Jika Jalan Lurus Mentok, Perlu Sedikit Memutar
Teman saya yang berhasil membawa mertuanya untuk pindah sebenarnya patut ditiru. Saya sangat yakin bahwa semuanya sudah dia rencanakan dengan sangat matang, jadi persetujuannya untuk tinggal di rumah mertua sebenarnya hanya kebohongan yang terstruktur Haha.
Semalam saat seseorang itu bercerita tentang temannya dan uang belanja 50 juta, saya pikir itu masih bisa diakali. Jika uang tersebut untuk belanja dan diberikan pada istri, ya berikan saja. Tapi si istri harus dinego dulu agar mau mengembalikan 50 jutanya setelah proses pernikahan adat berlangsung. Toh selanjutnya tugas suami memang memberi nafkah dan itu pasti lebih dari 50 juta jika dihitung semuanya.
Sementara nenek yang nampak risau itu saya tenangkan, saya bisa atur untuk beri uang dan beliau bisa beli barang untuk dibawa ke rumah. Toh pada akhirnya barang tersebut memang untuk saya. Soal masa lalu dan adat, ya sudah itu urusan privacy yang tak perlu orang lain tau. Yang penting tidak ada sanksi sosial.
Meski memang soal adat ini erat kaitannya dengan gengsi, harga diri dan sejenisnya. Seperti cerita teman saya dan Hawa, mereka bukan tidak mampu, hanya enggan menurunkan ego. Andai orang tuanya mau membayar 150 juta, selesai. Sebab saya yakin orang tua Hawa juga sudah melalukan 'survey' kemampuan.

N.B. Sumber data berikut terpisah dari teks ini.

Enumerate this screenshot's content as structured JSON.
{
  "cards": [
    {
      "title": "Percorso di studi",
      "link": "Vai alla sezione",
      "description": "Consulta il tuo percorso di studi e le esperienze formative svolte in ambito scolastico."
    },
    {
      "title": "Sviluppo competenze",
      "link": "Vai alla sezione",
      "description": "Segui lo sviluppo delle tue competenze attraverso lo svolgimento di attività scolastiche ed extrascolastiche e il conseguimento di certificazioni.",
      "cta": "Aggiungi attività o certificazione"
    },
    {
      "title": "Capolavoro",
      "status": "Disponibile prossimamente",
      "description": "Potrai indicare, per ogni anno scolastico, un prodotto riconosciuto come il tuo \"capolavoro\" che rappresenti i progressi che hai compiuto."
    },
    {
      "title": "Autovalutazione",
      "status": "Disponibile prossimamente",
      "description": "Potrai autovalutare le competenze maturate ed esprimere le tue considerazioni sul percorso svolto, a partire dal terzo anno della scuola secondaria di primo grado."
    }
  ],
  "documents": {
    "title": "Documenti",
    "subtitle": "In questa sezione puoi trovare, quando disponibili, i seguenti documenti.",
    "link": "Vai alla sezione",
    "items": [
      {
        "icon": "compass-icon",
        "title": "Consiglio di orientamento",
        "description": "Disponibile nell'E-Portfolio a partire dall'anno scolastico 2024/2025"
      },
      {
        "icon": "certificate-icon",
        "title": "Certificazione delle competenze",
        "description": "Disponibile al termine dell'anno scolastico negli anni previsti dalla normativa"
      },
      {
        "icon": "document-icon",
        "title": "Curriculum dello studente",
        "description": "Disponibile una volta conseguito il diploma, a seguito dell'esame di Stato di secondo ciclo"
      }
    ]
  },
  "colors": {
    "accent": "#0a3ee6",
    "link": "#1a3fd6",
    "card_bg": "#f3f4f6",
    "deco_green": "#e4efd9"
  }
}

Begitu juga dengan cerita uang belanja istri 50 juta, skenario saya bisa saja berjalan mulus. Tapi si perempuan pasti harus meyakinkan dirinya sendiri bahwa yang dilakukannya tidak salah. Dia harus lepas dari rasa bersalah telah membohongi banyak orang, terutama orang tuanya sendiri.
Lalu soal nenek, mungkin dia harus sedikit mau menurunkan egonya. Rela menundukkan harga dirinya, sekalipun hanya saya yang tau.
Di Mana Bumi Dipijak, Di Situ Langit Dijunjung
Tak peduli setebal apa buku yang pernah kita baca atau dalil-dalil agama yang begitu kaut, jika sudah berhadapan dengan adat setempat, maka kita harus menimbang resiko dan manfaatnya dengan sedikit mengenyampingkan teori serta dalil yang kita yakini. Selama adat yang ada tidak bertentangan dengan syariah, maka yang perlu diperbaiki hanyalah niat.
Uang belanja istri 50 juta itu andai dibayarkan secara fatamorgana, katakanlah begitu, sebenarnya tidak ada yang dibohongi. Sang suami tetap dinyatakan komitmen memberi uang belanja 50 juta, hanya saja dengan cara kredit.
Sementara si nenek yang sepertinya sudah kurang mampu, ya diniatkan saja sudah lunas. Ibarat berhutang, jika yang memberi hutang sudah menganggap lunas ya tidak ada lagi masalah yang perlu diselesaikan.